In mid-2019, the water delivery system on the Warm Springs Indian Reservation failed spectacularly. Burst pipes and broken water pumps combined to shut down the system, leaving around 3,800 residents of the area without safe drinking water for months on end.

It has taken some time for the wheels of bureaucracy to make amends, but after nearly four years, progress is being made — funding for a new water treatment plant has been secured and the design process for the facility is in progress, according to Marshall Cohen, public affairs specialist for the Indian Health Service, an agency that provides health services to members of federally recognized tribes and Alaska native people.“We are targeting to have the design/build contract documents complete by the end of the year,” Cohen said in an email. “Following that, solicitation and construction of the replacement water treatment plant is expected to take approximately 30-36 months if conditions are favorable.”

The $23 million in funding that has been designated by the federal government for the new treatment plant can’t come soon enough for residents of Warm Springs.

The reservation has been dealing with notices to boil water before using it for nearly four years.

The initial notice in 2019 lasted for 10 weeks.

Repair work showed that many of the pipes in the system were made of terracotta, their life expectancy having expired years ago. Then in mid-2020, while the tribes were in lockdown and battling COVID-19 outbreaks, another notice lasted seven weeks. During each episode, residents had to queue for bottled water and showers.

In November 2021, during a visit to the reservation, U.S. Sen. Ron Wyden, a Democrat, described the situation as “unacceptable and unconscionable,” declaring that the federal government would take responsibility for the situation.

But the problems took another turn for the worse in March of last year when a fire broke out in the Warm Springs water treatment plant due to a faulty transformer, causing an estimated $75,000 in damage, and prompting another system shutdown of nearly two weeks.

The water failures continue periodically, forcing officials to order residents to boil water on different parts of the reservation. Another notice was in place over the past week across most of the reservation.Danny Martinez, emergency manager for the Confederated Tribes of Warm Springs, said contamination of the water supply was detected a week ago, prompting the order to boil water before drinking it.

“We have been dispensing water, about 1,000 gallons of water a day,” said Martinez. “We are not taking any chances, if the water is brown, dirty, or doesn’t look right.”A ray of hope for the tribes emerged in August when the Environmental Protection Agency informed the Indian Health Service that it would fully fund a new water treatment plant.
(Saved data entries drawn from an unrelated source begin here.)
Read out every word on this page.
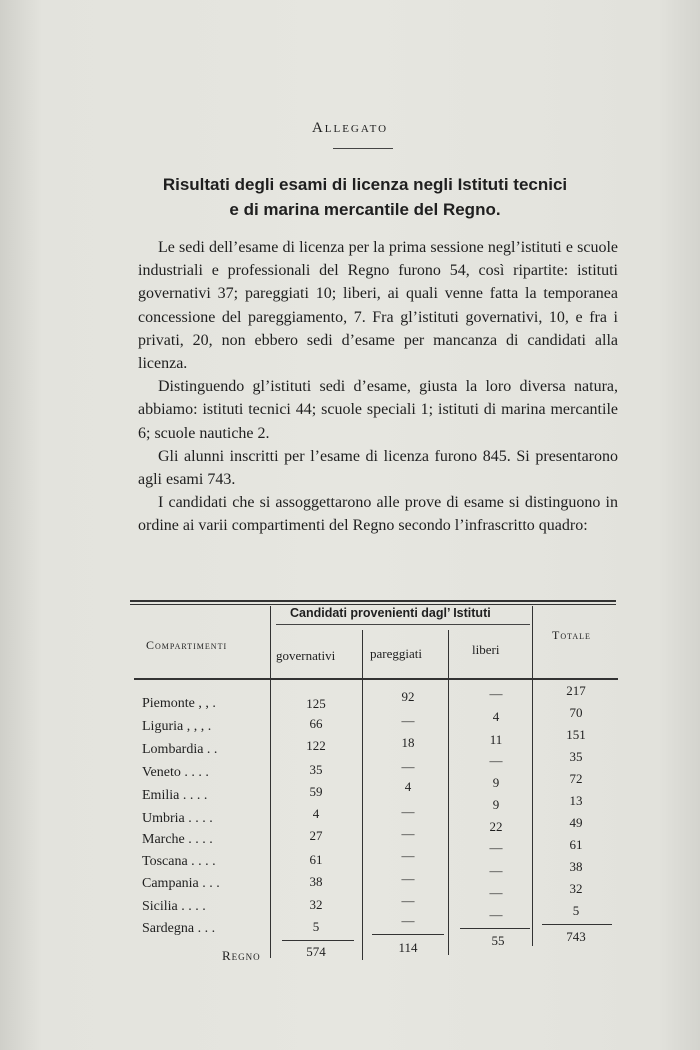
Allegato
Risultati degli esami di licenza negli Istituti tecnici
e di marina mercantile del Regno.

Le sedi dell’esame di licenza per la prima sessione negl’istituti e scuole industriali e professionali del Regno furono 54, così ripartite: istituti governativi 37; pareggiati 10; liberi, ai quali venne fatta la temporanea concessione del pareggiamento, 7. Fra gl’istituti governativi, 10, e fra i privati, 20, non ebbero sedi d’esame per mancanza di candidati alla licenza.

Distinguendo gl’istituti sedi d’esame, giusta la loro diversa natura, abbiamo: istituti tecnici 44; scuole speciali 1; istituti di marina mercantile 6; scuole nautiche 2.

Gli alunni inscritti per l’esame di licenza furono 845. Si presentarono agli esami 743.

I candidati che si assoggettarono alle prove di esame si distinguono in ordine ai varii compartimenti del Regno secondo l’infrascritto quadro:

Compartimenti
Candidati provenienti dagl’ Istituti
governativi	pareggiati	liberi
Totale
Piemonte , , .
Liguria , , , .
Lombardia . .
Veneto . . . .
Emilia . . . .
Umbria . . . .
Marche . . . .
Toscana . . . .
Campania . . .
Sicilia . . . .
Sardegna . . .
125
66
122
35
59
4
27
61
38
32
5
574
92
—
18
—
4
—
—
—
—
—
—
114
—
4
11
—
9
9
22
—
—
—
—
55
217
70
151
35
72
13
49
61
38
32
5
743
Regno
An agreement between the two was signed in October.

The health service is providing $13.6 million and the EPA’s contribution is $10.3 million.
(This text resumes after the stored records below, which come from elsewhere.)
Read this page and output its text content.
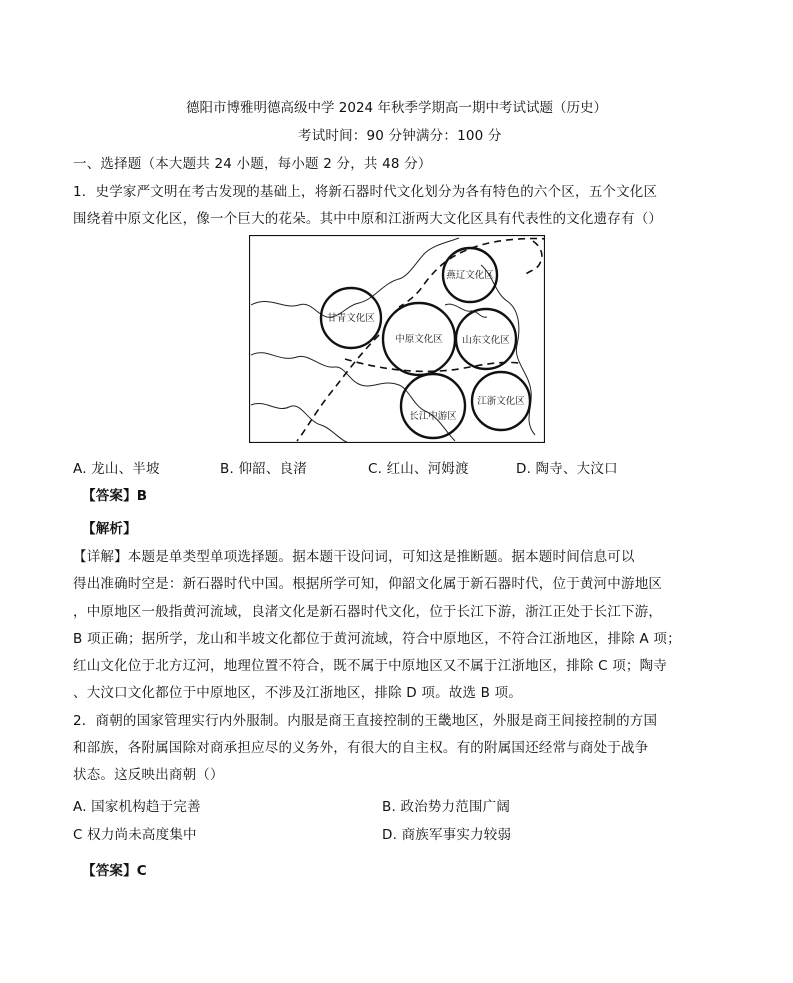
德阳市博雅明德高级中学 2024 年秋季学期高一期中考试试题（历史）
考试时间：90 分钟满分：100 分
一、选择题（本大题共 24 小题，每小题 2 分，共 48 分）
1．史学家严文明在考古发现的基础上，将新石器时代文化划分为各有特色的六个区，五个文化区
围绕着中原文化区，像一个巨大的花朵。其中中原和江浙两大文化区具有代表性的文化遗存有（）
燕辽文化区
甘青文化区
中原文化区 山东文化区
长江中游区
江浙文化区
A. 龙山、半坡	B. 仰韶、良渚	C. 红山、河姆渡	D. 陶寺、大汶口
【答案】B
【解析】
【详解】本题是单类型单项选择题。据本题干设问词，可知这是推断题。据本题时间信息可以
得出准确时空是：新石器时代中国。根据所学可知，仰韶文化属于新石器时代，位于黄河中游地区
，中原地区一般指黄河流域，良渚文化是新石器时代文化，位于长江下游，浙江正处于长江下游，
B 项正确；据所学，龙山和半坡文化都位于黄河流域，符合中原地区，不符合江浙地区，排除 A 项；
红山文化位于北方辽河，地理位置不符合，既不属于中原地区又不属于江浙地区，排除 C 项；陶寺
、大汶口文化都位于中原地区，不涉及江浙地区，排除 D 项。故选 B 项。
2．商朝的国家管理实行内外服制。内服是商王直接控制的王畿地区，外服是商王间接控制的方国
和部族，各附属国除对商承担应尽的义务外，有很大的自主权。有的附属国还经常与商处于战争
状态。这反映出商朝（）
A. 国家机构趋于完善	B. 政治势力范围广阔
C 权力尚未高度集中	D. 商族军事实力较弱
【答案】C
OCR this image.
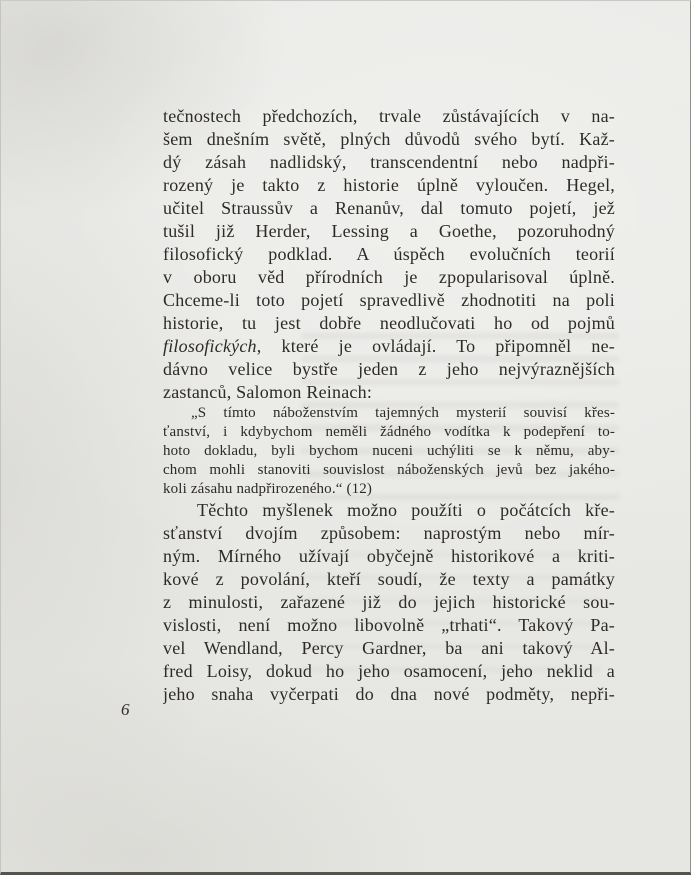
tečnostech předchozích, trvale zůstávajících v na-
šem dnešním světě, plných důvodů svého bytí. Kaž-
dý zásah nadlidský, transcendentní nebo nadpři-
rozený je takto z historie úplně vyloučen. Hegel,
učitel Straussův a Renanův, dal tomuto pojetí, jež
tušil již Herder, Lessing a Goethe, pozoruhodný
filosofický podklad. A úspěch evolučních teorií
v oboru věd přírodních je zpopularisoval úplně.
Chceme-li toto pojetí spravedlivě zhodnotiti na poli
historie, tu jest dobře neodlučovati ho od pojmů
filosofických, které je ovládají. To připomněl ne-
dávno velice bystře jeden z jeho nejvýraznějších
zastanců, Salomon Reinach:
„S tímto náboženstvím tajemných mysterií souvisí křes-
ťanství, i kdybychom neměli žádného vodítka k podepření to-
hoto dokladu, byli bychom nuceni uchýliti se k němu, aby-
chom mohli stanoviti souvislost náboženských jevů bez jakého-
koli zásahu nadpřirozeného.“ (12)
Těchto myšlenek možno použíti o počátcích kře-
sťanství dvojím způsobem: naprostým nebo mír-
ným. Mírného užívají obyčejně historikové a kriti-
kové z povolání, kteří soudí, že texty a památky
z minulosti, zařazené již do jejich historické sou-
vislosti, není možno libovolně „trhati“. Takový Pa-
vel Wendland, Percy Gardner, ba ani takový Al-
fred Loisy, dokud ho jeho osamocení, jeho neklid a
jeho snaha vyčerpati do dna nové podměty, nepři-
6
Nearly all of the funding is the result of the Bipartisan Infrastructure Law.

In addition to the water treatment plant replacement project, the tribes are also seeking funding for the rehabilitation of the existing treatment plant so it can remain in working order from now until when the new plant is finished, said Cohen.

Indian Health Service “and EPA are engaged with the tribes to provide technical assistance in the form of contingency planning in the event of an extended failure of the existing water treatment plant,” he said.

Meshach Padilla, a spokesperson for the EPA, told The Bulletin that the plant is now in the planning and design phase.

“Considering the age and condition of the existing water treatment plant, the design, construction, and completion of the new water treatment plant is a priority for all involved and moving forward as rapidly as practical,” he said.Martinez, who oversees the emergency management water distribution center in Warm Springs, said a steady stream of visitors still come by on a regular basis to pick up water when there are system shutdowns.

Because COVID-19 is still a concern on the reservation, the distribution team asks that residents wait in their cars, which requires volunteers to haul the heavy water jugs from inside the building.

“They do it politely and professionally,” said Martinez. “And we leave water out at night for those who are working late hours. By the time we come in the morning 400 gallons of water are gone. So it’s ongoing.”

Martinez said some days the team distributes up to 2,500 gallons of water a day. Nearly 5 million gallons of water have been distributed over the past two years, much of it donated by groups in Madras, Bend and other communities in Oregon.

“It’s a daily routine,” he said. “There is a psychological impact now where they just don’t trust (the water). Who would after four years of this?”